To protect video-game companies from the inevitable lawsuits, lawyers are often their directors, as Harold A. Brown (no known relation to Robert K. Brown) is for Activision. A partner of Gang, Tyre, Ramer & Brown, lawyer Brown is also executive director of the Entertainment Law Institute at the University of Southern California (USC), a nest of ``New Economy'' mind-destroyers. Last year the U.S. Army announced that it was giving $45 million to USC to set up a virtual reality institute, where private sector designers could work with the military to create more powerful commercial video games and soldier-training materials. The project was hushed up until the Secretary of the Army's Aug. 18, 1999 press conference at USC was leaked to EIR and exposed in our July 2, 1999 issue; the exposé appeared along with Lyndon LaRouche's article, ``Star Wars and Littleton.''
Electronic Arts has paid its chairman, Lawrence F. Probst II, and president, John Riccitiello, many millions in salaries, bonuses, and stock options over the past few years. These men sell children a video game called ``Road Rash,'' in which the player assumes the role of a criminal biker to commit ``aggravated assault,'' ``hit and run driving,'' and ``assault against a police officer.'' The Electronic Arts child customer seeks to help his alter-ego, on the motorcycle, smashing with a club at a policeman who is riding next to him. The child then plots to break the arrested character, named ``Spaz,'' out of jail.

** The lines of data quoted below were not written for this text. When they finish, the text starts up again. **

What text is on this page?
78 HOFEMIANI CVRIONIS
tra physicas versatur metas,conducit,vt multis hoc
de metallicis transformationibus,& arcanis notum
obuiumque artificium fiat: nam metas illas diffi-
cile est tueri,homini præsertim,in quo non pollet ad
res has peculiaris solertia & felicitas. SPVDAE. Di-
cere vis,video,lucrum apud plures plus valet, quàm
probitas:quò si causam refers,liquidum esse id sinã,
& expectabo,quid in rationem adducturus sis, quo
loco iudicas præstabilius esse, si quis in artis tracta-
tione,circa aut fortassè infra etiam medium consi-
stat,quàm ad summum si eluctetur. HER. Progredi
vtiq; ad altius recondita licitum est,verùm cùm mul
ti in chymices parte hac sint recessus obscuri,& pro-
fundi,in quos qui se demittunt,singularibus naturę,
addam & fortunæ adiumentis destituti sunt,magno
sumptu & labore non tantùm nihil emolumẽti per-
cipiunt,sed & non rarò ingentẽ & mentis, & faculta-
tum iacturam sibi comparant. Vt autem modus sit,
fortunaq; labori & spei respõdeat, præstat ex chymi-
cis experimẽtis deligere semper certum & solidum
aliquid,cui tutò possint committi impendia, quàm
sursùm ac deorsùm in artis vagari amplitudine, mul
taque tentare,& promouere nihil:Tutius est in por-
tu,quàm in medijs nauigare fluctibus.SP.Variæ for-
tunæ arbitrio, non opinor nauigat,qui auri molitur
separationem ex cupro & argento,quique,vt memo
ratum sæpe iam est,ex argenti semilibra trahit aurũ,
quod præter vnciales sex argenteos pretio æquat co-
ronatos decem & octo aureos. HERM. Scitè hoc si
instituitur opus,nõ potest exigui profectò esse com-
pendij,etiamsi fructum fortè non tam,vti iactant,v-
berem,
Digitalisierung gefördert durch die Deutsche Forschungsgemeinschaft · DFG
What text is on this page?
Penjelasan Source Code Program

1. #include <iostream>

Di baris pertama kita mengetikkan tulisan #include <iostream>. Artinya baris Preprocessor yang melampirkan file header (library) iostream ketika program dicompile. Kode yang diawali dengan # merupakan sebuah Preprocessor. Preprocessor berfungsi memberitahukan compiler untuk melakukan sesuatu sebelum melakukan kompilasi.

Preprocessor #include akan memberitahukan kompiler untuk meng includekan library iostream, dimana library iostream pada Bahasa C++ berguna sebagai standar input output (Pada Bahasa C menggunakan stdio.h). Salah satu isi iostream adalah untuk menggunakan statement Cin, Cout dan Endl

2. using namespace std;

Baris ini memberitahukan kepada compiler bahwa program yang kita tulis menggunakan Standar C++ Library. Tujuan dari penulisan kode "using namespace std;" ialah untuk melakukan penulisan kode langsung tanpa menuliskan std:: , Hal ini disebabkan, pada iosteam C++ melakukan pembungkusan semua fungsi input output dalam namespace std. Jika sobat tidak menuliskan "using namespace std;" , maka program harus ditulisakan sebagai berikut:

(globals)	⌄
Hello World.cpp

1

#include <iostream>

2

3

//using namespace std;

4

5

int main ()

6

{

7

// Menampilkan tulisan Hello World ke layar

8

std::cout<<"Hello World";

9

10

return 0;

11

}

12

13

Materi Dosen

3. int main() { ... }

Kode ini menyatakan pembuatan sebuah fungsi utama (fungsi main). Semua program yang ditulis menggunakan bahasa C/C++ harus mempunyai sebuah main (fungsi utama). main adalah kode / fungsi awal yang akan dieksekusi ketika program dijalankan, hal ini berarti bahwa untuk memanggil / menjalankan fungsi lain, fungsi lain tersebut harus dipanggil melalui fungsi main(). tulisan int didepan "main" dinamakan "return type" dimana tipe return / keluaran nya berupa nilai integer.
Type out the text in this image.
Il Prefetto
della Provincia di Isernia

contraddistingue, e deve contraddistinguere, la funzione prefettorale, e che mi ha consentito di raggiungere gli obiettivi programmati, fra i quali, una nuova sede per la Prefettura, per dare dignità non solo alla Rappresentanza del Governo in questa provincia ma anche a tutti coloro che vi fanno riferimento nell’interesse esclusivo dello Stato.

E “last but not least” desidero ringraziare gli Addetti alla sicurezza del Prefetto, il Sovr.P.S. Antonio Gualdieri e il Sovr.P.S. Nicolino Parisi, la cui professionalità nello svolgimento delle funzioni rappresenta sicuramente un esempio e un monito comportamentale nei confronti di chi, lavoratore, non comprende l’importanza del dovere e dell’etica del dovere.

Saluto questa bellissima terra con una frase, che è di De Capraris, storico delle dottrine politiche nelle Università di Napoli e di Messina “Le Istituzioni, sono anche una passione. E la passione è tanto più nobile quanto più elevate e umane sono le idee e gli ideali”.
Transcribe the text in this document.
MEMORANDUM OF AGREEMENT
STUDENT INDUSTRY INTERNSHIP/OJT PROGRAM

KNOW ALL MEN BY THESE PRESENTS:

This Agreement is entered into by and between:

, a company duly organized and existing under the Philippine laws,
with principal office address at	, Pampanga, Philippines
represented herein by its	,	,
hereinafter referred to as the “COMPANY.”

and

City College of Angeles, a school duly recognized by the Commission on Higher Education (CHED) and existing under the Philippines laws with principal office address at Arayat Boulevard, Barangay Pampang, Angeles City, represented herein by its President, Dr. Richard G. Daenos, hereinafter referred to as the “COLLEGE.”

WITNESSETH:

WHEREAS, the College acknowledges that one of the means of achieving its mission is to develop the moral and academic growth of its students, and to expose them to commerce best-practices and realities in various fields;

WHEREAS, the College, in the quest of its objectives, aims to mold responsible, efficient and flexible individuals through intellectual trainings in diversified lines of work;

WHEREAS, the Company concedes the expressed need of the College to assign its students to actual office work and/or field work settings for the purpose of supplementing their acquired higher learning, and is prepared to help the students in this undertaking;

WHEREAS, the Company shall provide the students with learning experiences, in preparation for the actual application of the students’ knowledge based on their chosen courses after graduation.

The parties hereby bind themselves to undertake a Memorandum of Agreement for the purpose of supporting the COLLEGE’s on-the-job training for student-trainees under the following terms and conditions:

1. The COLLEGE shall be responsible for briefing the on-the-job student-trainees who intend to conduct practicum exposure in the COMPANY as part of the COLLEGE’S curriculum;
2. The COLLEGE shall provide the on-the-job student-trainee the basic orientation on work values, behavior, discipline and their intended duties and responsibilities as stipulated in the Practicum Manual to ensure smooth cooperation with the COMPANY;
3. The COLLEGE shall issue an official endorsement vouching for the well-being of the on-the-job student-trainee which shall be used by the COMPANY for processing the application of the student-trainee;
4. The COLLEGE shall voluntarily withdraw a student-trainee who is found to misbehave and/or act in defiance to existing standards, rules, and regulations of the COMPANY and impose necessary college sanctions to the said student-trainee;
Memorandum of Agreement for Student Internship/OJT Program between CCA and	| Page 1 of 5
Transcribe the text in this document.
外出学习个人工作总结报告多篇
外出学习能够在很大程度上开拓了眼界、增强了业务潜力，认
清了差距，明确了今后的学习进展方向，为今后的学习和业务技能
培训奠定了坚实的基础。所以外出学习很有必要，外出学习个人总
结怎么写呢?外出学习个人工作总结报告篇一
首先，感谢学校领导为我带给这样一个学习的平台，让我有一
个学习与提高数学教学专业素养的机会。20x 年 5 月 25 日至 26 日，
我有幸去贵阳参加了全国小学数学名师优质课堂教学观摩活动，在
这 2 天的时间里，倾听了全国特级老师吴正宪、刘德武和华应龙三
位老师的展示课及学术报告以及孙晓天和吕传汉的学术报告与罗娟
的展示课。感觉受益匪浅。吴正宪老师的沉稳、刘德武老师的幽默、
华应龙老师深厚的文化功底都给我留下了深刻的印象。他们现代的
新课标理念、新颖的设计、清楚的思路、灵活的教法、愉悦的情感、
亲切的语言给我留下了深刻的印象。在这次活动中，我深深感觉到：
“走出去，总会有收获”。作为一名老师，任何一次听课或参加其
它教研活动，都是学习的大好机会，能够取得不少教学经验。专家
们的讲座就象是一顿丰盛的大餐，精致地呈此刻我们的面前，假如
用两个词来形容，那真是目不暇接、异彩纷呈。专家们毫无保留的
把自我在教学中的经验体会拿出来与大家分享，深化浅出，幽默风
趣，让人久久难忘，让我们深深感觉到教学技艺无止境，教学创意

This game is actually certified ``T'' for ``Teen.''
Speculators who previously drove up share prices for producers of satanic video games have recently been dumping them, placing these enterprises into a potentially vulnerable position.
The stock of Midway Games has lost more than two-thirds of its market value in the last four months. In December 1999, when the Chicago City Council gave the company a $2 million bribe, Midway's stock traded at about $24 a share. At the close of trading on April 24, the price was $6.19. Acclaim dropped from around $8 a share last October, to $2.66 as of April 24. Activision fell from about $17 a share in February, to $6.56. Electronic Arts is down from about $120 a share in December, to about $53. Hasbro reached over $36 a share a year ago, but had slid to $15.75 by April 24.
In the coming days of turmoil and the withdrawal of their financial base, the weaker among these organizations will be close to collapse. They claim, ``It's not a righteous way of life, but we all have to make a living. Even if it means making a killing.'' Now that their living is threatened, this is a particularly fine time for coordinated citizen action to close them down.